Buying or Selling a Home? Welcome to the Year of Disappointment

That may have already started to happen in some places. While sale prices were down 4.5 percent in the Northeast and 5.6 percent in the West in February from a year earlier, according to the National Association of Realtors, they were up 5 percent in the Midwest and 2.7 percent in the South. The median sale price in Manhattan may have fallen 7 percent in February 2023, to $1.06 million, compared to the same time year ago, according to data compiled by Miller Samuel, but in Orlando, Fla., prices were up almost 4 percent, to a median of $358,000. In other cities, like Houston, prices remained virtually flat, falling less than 1 percent, to a median of $302,250, during the same period, according to Miller Samuel.

But even without a price increase, buying a house today is more expensive than it was a year ago, and considerably more expensive than it was before home prices rose at their fastest pace in history during the first part of the pandemic.

Buy a median-price home today, with a 20 percent down payment on a 30-year loan, and you’ll pay $1,808 a month in principal and interest, 23 percent more a month than you would have paid if you bought the same home a year ago, when the median sale price was $367,225 and interest rates were 4.42 percent.

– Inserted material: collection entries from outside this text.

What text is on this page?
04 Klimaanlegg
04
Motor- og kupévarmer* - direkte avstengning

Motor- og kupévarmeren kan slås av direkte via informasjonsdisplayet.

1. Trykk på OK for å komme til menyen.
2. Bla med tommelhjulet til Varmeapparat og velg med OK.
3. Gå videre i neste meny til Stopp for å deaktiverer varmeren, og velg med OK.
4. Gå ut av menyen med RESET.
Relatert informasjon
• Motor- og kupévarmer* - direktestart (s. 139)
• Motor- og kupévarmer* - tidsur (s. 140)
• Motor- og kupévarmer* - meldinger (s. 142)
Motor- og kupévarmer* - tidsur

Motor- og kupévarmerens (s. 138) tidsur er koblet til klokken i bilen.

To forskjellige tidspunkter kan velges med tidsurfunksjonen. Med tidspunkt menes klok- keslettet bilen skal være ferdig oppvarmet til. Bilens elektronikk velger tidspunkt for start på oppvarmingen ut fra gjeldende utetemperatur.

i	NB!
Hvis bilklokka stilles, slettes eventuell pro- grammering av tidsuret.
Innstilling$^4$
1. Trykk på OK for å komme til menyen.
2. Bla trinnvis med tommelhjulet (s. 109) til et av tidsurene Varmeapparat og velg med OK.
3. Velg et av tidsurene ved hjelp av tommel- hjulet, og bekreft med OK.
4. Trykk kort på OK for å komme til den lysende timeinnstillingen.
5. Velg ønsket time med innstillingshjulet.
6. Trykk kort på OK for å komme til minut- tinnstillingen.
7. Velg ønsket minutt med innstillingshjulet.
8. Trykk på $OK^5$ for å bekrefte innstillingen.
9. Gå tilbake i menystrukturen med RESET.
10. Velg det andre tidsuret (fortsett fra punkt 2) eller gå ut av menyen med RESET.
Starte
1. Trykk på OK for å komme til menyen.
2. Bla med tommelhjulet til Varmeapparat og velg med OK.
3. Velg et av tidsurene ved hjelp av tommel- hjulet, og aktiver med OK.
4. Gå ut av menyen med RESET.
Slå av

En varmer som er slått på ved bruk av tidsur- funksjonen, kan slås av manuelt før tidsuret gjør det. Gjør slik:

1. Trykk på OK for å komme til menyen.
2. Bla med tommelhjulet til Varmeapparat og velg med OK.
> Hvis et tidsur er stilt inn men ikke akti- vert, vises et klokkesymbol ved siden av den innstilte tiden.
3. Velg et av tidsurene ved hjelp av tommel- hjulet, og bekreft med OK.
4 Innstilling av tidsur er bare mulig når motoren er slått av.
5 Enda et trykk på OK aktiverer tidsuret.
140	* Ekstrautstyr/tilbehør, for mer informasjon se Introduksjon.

If that depresses you, are you sitting down? That house you buy today will cost you 84 percent more a month to own than it would have if you bought it in March 2019, when the median price was $255,875, interest rates were 4.06 percent, and your monthly payments would have been a humble $984.

A buyer’s only reprieve, it would seem, is a drop in interest rates. But how likely is that? Bob Walters, the chief executive of Rocket Mortgage, predicts that mortgage rates will remain stable, or maybe slip a little in the months ahead, barring “an unwelcome inflation report.”